Eril tertibatın uygulayıcıları, yeniden üreticileri ve bu tertibattan beslenenler olarak, sistemin dışına çıkamama krizimizden kurtulmak için bir imkân var karşımızda. Ya şiddetin, gaspın, tahakkümün parçası olacağız, ya da bu iktidarlarımızdan özgürleşmeyi başarırsak, daha eşit yaşamın özneleri olarak varlıklarımızı sürdüreceğiz.
Şüphesiz ki, her bir erkeklik kaybımız, özgür ve eşit dünya için var olma hanemize yazılacak bir katkı olacaktır. Erkeklik hallerimizden ne kadar sıyrılırsak, varoluşlarımızı da daha özgür inşa etme, yaşama imkânı elde edeceğiz.
Eleştirel erkeklik çalışması yapanlar var mı aranızda?
Şimdilik küçük ama oldukça heterojen bir toplamız. İçimizde akademisyenler de var, mühendisler de. Gençler de var, daha yaş almışlarımız da. Belki de böyle bir çemberde buluşma fikrinin olağan öncülleri olarak, içimizde toplumsal cinsiyet çalışmalarıyla daha yakından ilgili kişiler de var.

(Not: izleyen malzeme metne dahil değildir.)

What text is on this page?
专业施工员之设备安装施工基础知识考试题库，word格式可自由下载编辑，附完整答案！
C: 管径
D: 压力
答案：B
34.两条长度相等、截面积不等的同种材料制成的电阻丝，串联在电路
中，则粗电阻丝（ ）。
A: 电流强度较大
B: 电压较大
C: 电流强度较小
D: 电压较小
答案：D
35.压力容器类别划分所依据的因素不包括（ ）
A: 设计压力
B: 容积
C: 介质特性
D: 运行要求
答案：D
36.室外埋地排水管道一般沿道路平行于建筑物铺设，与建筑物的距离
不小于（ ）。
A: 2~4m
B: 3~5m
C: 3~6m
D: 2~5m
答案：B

Ancak, olabildiğince akademik ve teorik bir çerçeveyle ilerlememe derdimiz var. Akademinin de ne derece erilleştirildiği düşünüldüğünde, daha bir arada öğrenmeye dayalı bir yaklaşımı benimsememiz kaçınılmaz olarak ortaya çıkmış oluyor.

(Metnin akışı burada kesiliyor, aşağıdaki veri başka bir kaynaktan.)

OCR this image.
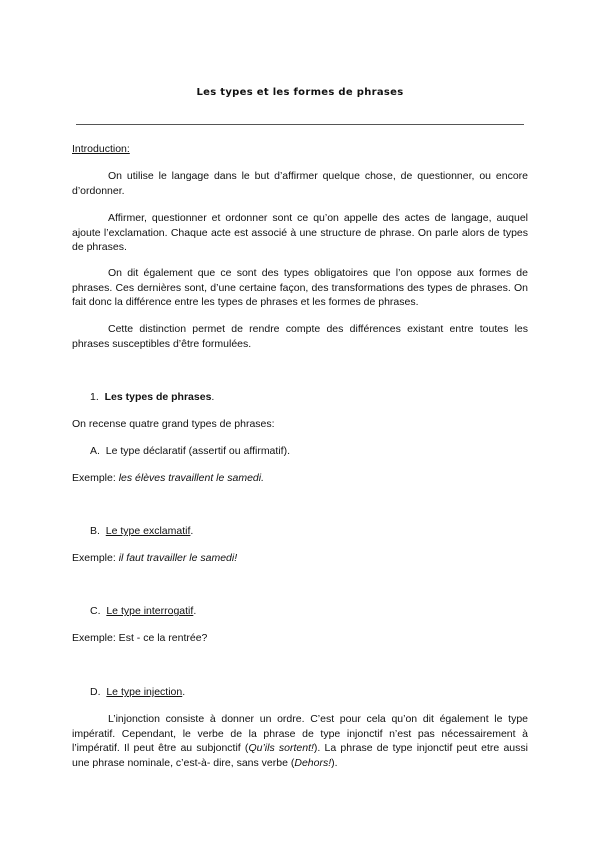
Les types et les formes de phrases
Introduction:
On utilise le langage dans le but d’affirmer quelque chose, de questionner, ou encore d’ordonner.
Affirmer, questionner et ordonner sont ce qu’on appelle des actes de langage, auquel ajoute l’exclamation. Chaque acte est associé à une structure de phrase. On parle alors de types de phrases.
On dit également que ce sont des types obligatoires que l’on oppose aux formes de phrases. Ces dernières sont, d’une certaine façon, des transformations des types de phrases. On fait donc la différence entre les types de phrases et les formes de phrases.
Cette distinction permet de rendre compte des différences existant entre toutes les phrases susceptibles d’être formulées.
1. Les types de phrases.
On recense quatre grand types de phrases:
A. Le type déclaratif (assertif ou affirmatif).
Exemple: les élèves travaillent le samedi.
B. Le type exclamatif.
Exemple: il faut travailler le samedi!
C. Le type interrogatif.
Exemple: Est - ce la rentrée?
D. Le type injection.
L’injonction consiste à donner un ordre. C’est pour cela qu’on dit également le type impératif. Cependant, le verbe de la phrase de type injonctif n’est pas nécessairement à l’impératif. Il peut être au subjonctif (Qu’ils sortent!). La phrase de type injonctif peut etre aussi une phrase nominale, c’est-à- dire, sans verbe (Dehors!).
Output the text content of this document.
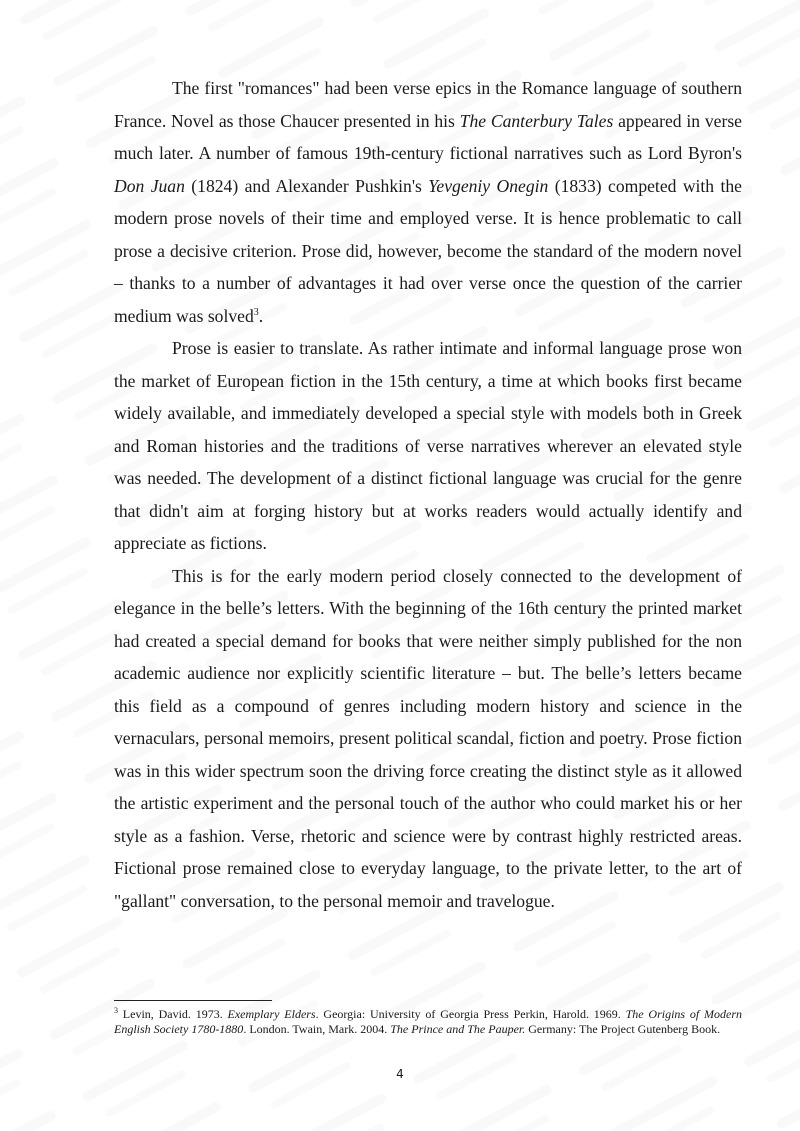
The first "romances" had been verse epics in the Romance language of southern France. Novel as those Chaucer presented in his The Canterbury Tales appeared in verse much later. A number of famous 19th-century fictional narratives such as Lord Byron's Don Juan (1824) and Alexander Pushkin's Yevgeniy Onegin (1833) competed with the modern prose novels of their time and employed verse. It is hence problematic to call prose a decisive criterion. Prose did, however, become the standard of the modern novel – thanks to a number of advantages it had over verse once the question of the carrier medium was solved$^3$.

Prose is easier to translate. As rather intimate and informal language prose won the market of European fiction in the 15th century, a time at which books first became widely available, and immediately developed a special style with models both in Greek and Roman histories and the traditions of verse narratives wherever an elevated style was needed. The development of a distinct fictional language was crucial for the genre that didn't aim at forging history but at works readers would actually identify and appreciate as fictions.

This is for the early modern period closely connected to the development of elegance in the belle’s letters. With the beginning of the 16th century the printed market had created a special demand for books that were neither simply published for the non academic audience nor explicitly scientific literature – but. The belle’s letters became this field as a compound of genres including modern history and science in the vernaculars, personal memoirs, present political scandal, fiction and poetry. Prose fiction was in this wider spectrum soon the driving force creating the distinct style as it allowed the artistic experiment and the personal touch of the author who could market his or her style as a fashion. Verse, rhetoric and science were by contrast highly restricted areas. Fictional prose remained close to everyday language, to the private letter, to the art of "gallant" conversation, to the personal memoir and travelogue.

$^3$ Levin, David. 1973. Exemplary Elders. Georgia: University of Georgia Press Perkin, Harold. 1969. The Origins of Modern English Society 1780-1880. London. Twain, Mark. 2004. The Prince and The Pauper. Germany: The Project Gutenberg Book.
4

Ne gibi çalışmalar yapacaksınız? Panel söyleşiler olacak mı?
Çok yeni bir yola çıkıyoruz. İnternet sitemizde ve sosyal medya hesaplarımızda yer verdiğimiz ve tartışmaya açma muradımız olan temel politika belgemizde de yapmayı planladığımız çalışmalarımız yer alıyor. Her şeyden önce şunu belirtelim: Kadın ve LGBTİ+ hareketleriyle işbirliği ve dayanışma içinde olmak istiyoruz.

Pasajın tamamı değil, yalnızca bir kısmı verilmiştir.